A l’époque, les animaux et les femmes étaient encore des biens meubles, pour reprendre l’expression de François Hollande, et quoique je ne dispose pas de la citation de Protagoras en version originale, je ne doute pas que seul le mâle de l’espèce était visé par cette tentative méritoire d’envoyer les dieux se faire foutre au Walhalla ou à l’Élysée ou où que ce soit d’autre où ils étaient supposés crécher.  Mais attends, c’est pas là que je veux en venir.
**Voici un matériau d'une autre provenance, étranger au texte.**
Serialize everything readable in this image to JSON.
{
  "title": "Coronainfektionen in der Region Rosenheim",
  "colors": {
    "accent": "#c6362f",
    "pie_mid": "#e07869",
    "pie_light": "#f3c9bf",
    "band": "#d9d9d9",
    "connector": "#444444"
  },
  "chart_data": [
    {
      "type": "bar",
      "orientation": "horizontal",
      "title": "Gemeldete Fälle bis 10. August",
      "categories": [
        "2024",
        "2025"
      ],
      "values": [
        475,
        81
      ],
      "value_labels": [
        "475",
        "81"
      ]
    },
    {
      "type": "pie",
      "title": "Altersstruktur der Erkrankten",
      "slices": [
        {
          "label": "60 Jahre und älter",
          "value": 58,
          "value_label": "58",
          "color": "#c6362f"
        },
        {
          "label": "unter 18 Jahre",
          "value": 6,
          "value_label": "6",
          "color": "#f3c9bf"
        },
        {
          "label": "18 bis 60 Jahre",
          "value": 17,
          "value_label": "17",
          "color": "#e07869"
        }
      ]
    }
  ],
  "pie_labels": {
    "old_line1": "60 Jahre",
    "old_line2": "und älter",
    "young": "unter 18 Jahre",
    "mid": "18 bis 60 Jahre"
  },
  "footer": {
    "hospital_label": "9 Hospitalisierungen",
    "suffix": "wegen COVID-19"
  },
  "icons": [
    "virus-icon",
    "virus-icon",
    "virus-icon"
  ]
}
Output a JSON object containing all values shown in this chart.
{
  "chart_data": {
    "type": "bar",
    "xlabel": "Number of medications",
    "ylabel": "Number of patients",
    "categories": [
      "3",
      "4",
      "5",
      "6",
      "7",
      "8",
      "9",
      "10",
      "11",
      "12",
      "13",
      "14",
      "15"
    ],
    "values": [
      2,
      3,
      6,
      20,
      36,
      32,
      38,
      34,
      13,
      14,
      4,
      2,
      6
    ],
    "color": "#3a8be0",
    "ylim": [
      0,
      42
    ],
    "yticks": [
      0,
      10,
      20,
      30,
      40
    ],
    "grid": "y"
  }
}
A la Renaissance, des penseurs se sont dit: « Bon commenter la Bible c’est marrant un millénaire et demi, jouer au gnostique faux-derche comme Descartes ça nous a fait marrer cinq minutes, mais là on se fait chier la bite, intellectuellement parlant. Finalement tous ces païens méditerranéens aux mœurs douteuses et au panthéon surabondant que nous ont ramené les Arabes n’ont pas l’air de raconter que des conneries. On devrait peut-être reprendre et développer leurs idées au lieu de se battre pour savoir si Jésus était plutôt slip ou caleçon. » (je schématise légèrement, en fait il y avait quand même une vie intellectuelle au Moyen-Âge avant la Renaissance, mais c’est pas le sujet). L’Humanisme était né. Désormais, quand tu te mettais des trucs dans le carafon pour arrêter d’être con, on disait que tu faisais tes humanités.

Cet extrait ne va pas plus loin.